Erdoğan Bayraktar beyin başkanlığındaki TOKİ İDARESİ, SOSYAL BİR SORUNUN ÇÖZÜMÜ YANINDA, TARİHSEL AÇIDAN TÜRK İNSANININ ŞEHİRLEŞMESİNE,MEDENİ HAYATIN İMKANLARINDAN YARARLANMASINA inanılması güç bir katkı sağladı.
Bu alandaki başarı sayesinde Türkiye’de KONUT SAHİBİ OLMAK HAYALİ BİR MESELE olmaktan çıktı. Herkesin aylık sigara parasını kesmesi halinde konut sahibi olabileceği görüldü.
Aslında Sayın Başbakan bu alanda her türlü spekülasyonun önlenmesi ve TOKİ İDARESİNİN şu veya bu Bakanın etkisine maruz kalmaması için, idareyi doğrudan doğruya kendisine bağlamakla, Erdoğan Bayraktar beyin başarısının katlanmasına vesile oldu.
TOKİ İDARESİ TÜRK İNSANININ "DÜNYADA MEKAN, AHİRETTE İMAN" DERUNİ SÖYLEMİNİN MEKAN KISMINI HALLETMİŞTİR. BU İDAREYE DEĞİŞİK ELLER DOKUNMAZ VE ELİNDEKİ PARAYA GÖZ DİKMEZ İSE, ÜLKEDE KONUT EDİNMEK SORUN OLMAKTAN EBEDİYYEN ÇIKMIŞTIR.
Ak Parti iktidarında İkili yolların genel anlamda bütün Türkiye’ye yaygınlaştırılması ve ana güzergah yollarının tamamamen ikili hale gelmesi.
Köy yollarının asfalta kavuşması,
Susuz köy kalmaması( ki Diyarbakır ilinde 1200 yerleşim biriminde su yoktu, bunlar suya kavuşturuldu), köy evlerinde suyun akar hale gelmesi,
Sağlık ocağı veya Hastahanesi olmayan ilçe ve beldenin kalmaması,
Asgari ücretin geçmişe göre 5 kat artış göstermesi, Sosyal Politikalardaki büyük başarıyı gösteriyor.
Yani SOL PARTİLERİN YAPMASI GEREKEN İŞLERİN AYNI ZAMANDA SAĞ,MUHAFAZAKAR BİR PARTİ TARAFINDAN YAPILMASI, SOL SEÇMENLERDE GERÇEK BİR HAYAL KIRIKLIĞI YARATIYOR ve bir gün iktidara gelme arzusunu nerede ise temelinden yok ediyor.
Ama ben bunun bir şekilde aşılması gerektiğini düşünüyorum.
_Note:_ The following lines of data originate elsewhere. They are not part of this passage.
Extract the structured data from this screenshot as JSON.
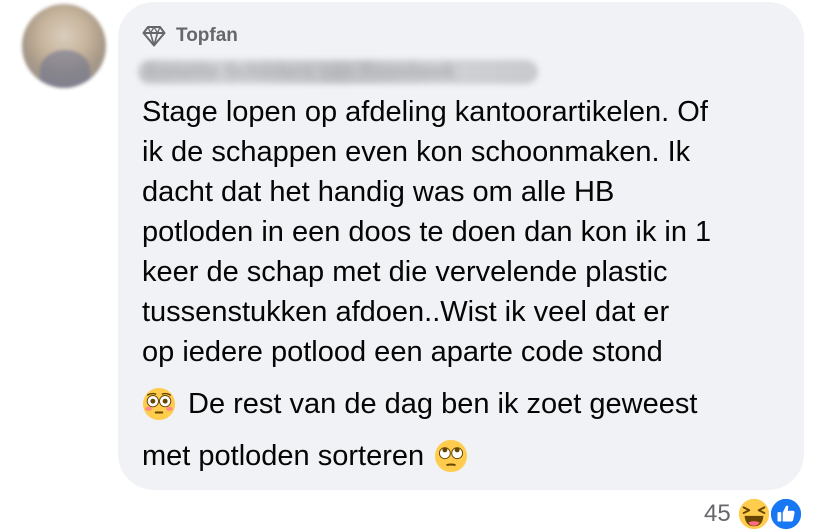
{
  "comment": {
    "badge": {
      "icon": "diamond-icon",
      "label": "Topfan"
    },
    "author_name_blurred": "Annette Schilders van Roosbeek",
    "text_lines": [
      "Stage lopen op afdeling kantoorartikelen. Of",
      "ik de schappen even kon schoonmaken. Ik",
      "dacht dat  het handig was om alle HB",
      "potloden in een doos te doen dan kon ik in 1",
      "keer de schap met die vervelende plastic",
      "tussenstukken  afdoen..Wist ik veel dat er",
      "op iedere potlood een aparte  code stond"
    ],
    "emoji_line_1": {
      "emoji": "flushed-face-emoji",
      "text": "De rest van de dag ben ik zoet geweest"
    },
    "emoji_line_2": {
      "text": "met potloden sorteren",
      "emoji": "face-with-rolling-eyes-emoji"
    }
  },
  "reactions": {
    "count": "45",
    "types": [
      "haha",
      "like"
    ]
  },
  "colors": {
    "bubble_bg": "#f0f2f5",
    "text": "#050505",
    "secondary_text": "#65676b",
    "like_blue": "#1877f2",
    "emoji_yellow": "#ffcc4d"
  }
}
Bakınız Newyork Times Gazetesinden önemli yazar Stephan Kinzer "Demokrasi için vazgeçilmez olan yapıcı ve alternatif bir muhalefeti oluşturmaktır. Baykal son 10 yılda Türkiye’nin modernleşmesini engellemek ve ülkenin medeni hayat yaşamasına mani olan ordu tekelindeki seçkinlerin vesayetini sürdürmek için herkesten fazla gayret gösterdi. Baykal’ın görevden ayrılması ile birlikte derin devlet olarak anılan ve ülkedeki sosyal ayrışımları derinleştirmek için şiddet kullanan guruplar ile Kürt ayrılıkçılarının şiddete başvuran kesiminin yeniden eylemlerine hız vereceğinden ciddi biçimde endişe ediyorum" diyor.
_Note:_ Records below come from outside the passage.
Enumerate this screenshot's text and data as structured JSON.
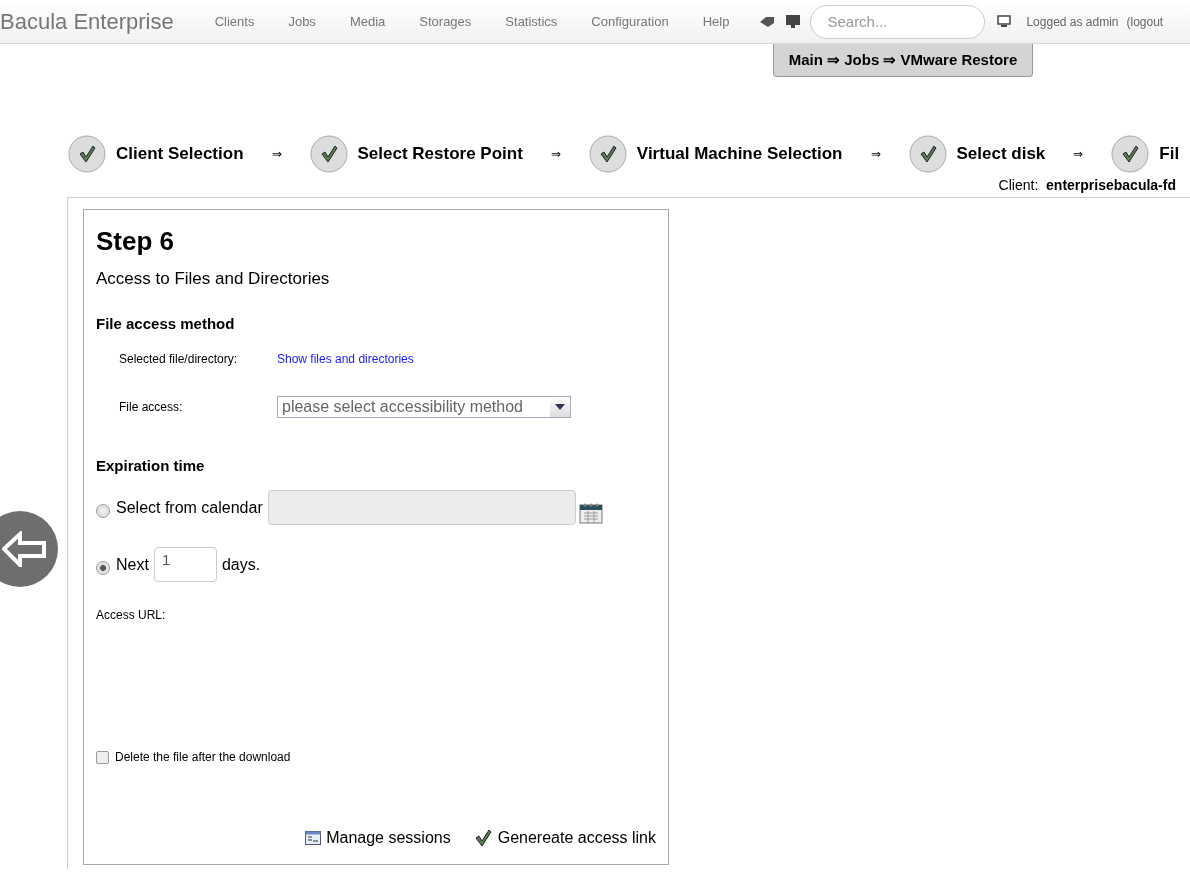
{
  "header": {
    "brand": "Bacula Enterprise",
    "nav": [
      "Clients",
      "Jobs",
      "Media",
      "Storages",
      "Statistics",
      "Configuration",
      "Help"
    ],
    "search": {
      "placeholder": "Search..."
    },
    "user": "Logged as admin",
    "logout": "(logout"
  },
  "breadcrumb": "Main ⇒ Jobs ⇒ VMware Restore",
  "steps": [
    {
      "label": "Client Selection",
      "done": true,
      "arrow": "⇒"
    },
    {
      "label": "Select Restore Point",
      "done": true,
      "arrow": "⇒"
    },
    {
      "label": "Virtual Machine Selection",
      "done": true,
      "arrow": "⇒"
    },
    {
      "label": "Select disk",
      "done": true,
      "arrow": "⇒"
    },
    {
      "label": "Fil",
      "done": true
    }
  ],
  "client": {
    "label": "Client:",
    "value": "enterprisebacula-fd"
  },
  "step": {
    "title": "Step 6",
    "subtitle": "Access to Files and Directories"
  },
  "file_access": {
    "heading": "File access method",
    "selected_label": "Selected file/directory:",
    "link": "Show files and directories",
    "access_label": "File access:",
    "select": {
      "placeholder": "please select accessibility method"
    }
  },
  "expiration": {
    "heading": "Expiration time",
    "options": [
      {
        "kind": "calendar",
        "label": "Select from calendar",
        "selected": false
      },
      {
        "kind": "days",
        "label": "Next",
        "value": "1",
        "suffix": "days.",
        "selected": true
      }
    ]
  },
  "access_url": {
    "label": "Access URL:"
  },
  "delete_after": {
    "label": "Delete the file after the download",
    "checked": false
  },
  "actions": [
    {
      "kind": "sessions",
      "label": "Manage sessions"
    },
    {
      "kind": "generate",
      "label": "Genereate access link"
    }
  ]
}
Sol veya sosyalist partiler yukarıda yazmaya çalıştığımız işlere ağırlık verir,hangi işin, daha güzel,yapılabileceğini kendine dert edinirse,
Hak ve özgürlüklerin daha kamil seviyeye getirileceğine dair projeler üretirse,
Demokrsiye zarar verdiğinde büyük çoğunluğun zerre kadar şüphe etmediği Ergenokon gibi oluşumları desteklemekten vazgeçerse,
Huzur ve refahın yaygınlaştırılması için sahibi olduğu önerileri ardı arkasına sıralarsa, iktidarlara alternatif oluşturabilir.
Ama görüyorsunuz işte, onların elebaşı nelerle uğraşıyor.
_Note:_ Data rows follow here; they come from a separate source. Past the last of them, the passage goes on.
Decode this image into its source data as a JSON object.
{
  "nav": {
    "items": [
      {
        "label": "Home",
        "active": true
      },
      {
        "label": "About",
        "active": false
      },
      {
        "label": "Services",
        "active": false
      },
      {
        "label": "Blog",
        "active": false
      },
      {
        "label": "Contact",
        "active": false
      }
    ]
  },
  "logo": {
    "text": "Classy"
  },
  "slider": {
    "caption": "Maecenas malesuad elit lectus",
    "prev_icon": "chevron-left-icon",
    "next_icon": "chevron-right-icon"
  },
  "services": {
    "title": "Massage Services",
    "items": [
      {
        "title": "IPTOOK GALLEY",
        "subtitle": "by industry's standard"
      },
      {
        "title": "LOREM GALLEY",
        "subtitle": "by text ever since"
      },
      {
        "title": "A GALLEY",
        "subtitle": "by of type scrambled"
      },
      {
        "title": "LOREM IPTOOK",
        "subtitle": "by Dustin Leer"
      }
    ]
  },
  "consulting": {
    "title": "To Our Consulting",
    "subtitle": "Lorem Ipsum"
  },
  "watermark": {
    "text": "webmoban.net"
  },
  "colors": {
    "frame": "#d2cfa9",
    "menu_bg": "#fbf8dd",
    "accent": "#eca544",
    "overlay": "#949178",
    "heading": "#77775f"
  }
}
Karşı tarafa İspat Hakkı tanısın tanımasın, BAŞI İKİNCİ BİR KASET VEYA BİLGİ İLE DERTTE.
Türkiye’den ve dünyadan kopukluklarının ana sebebi, halktan uzaklaşmaları, seçkinci zümrelerin ekmeğini yağlamak için var güçleri ile çalışmaları ve bencillikleridir.
Başlarına gelen bu olaylar, SAMİMİYETLERİNİ, yeniden test etmelerini zorunlu kılıyor.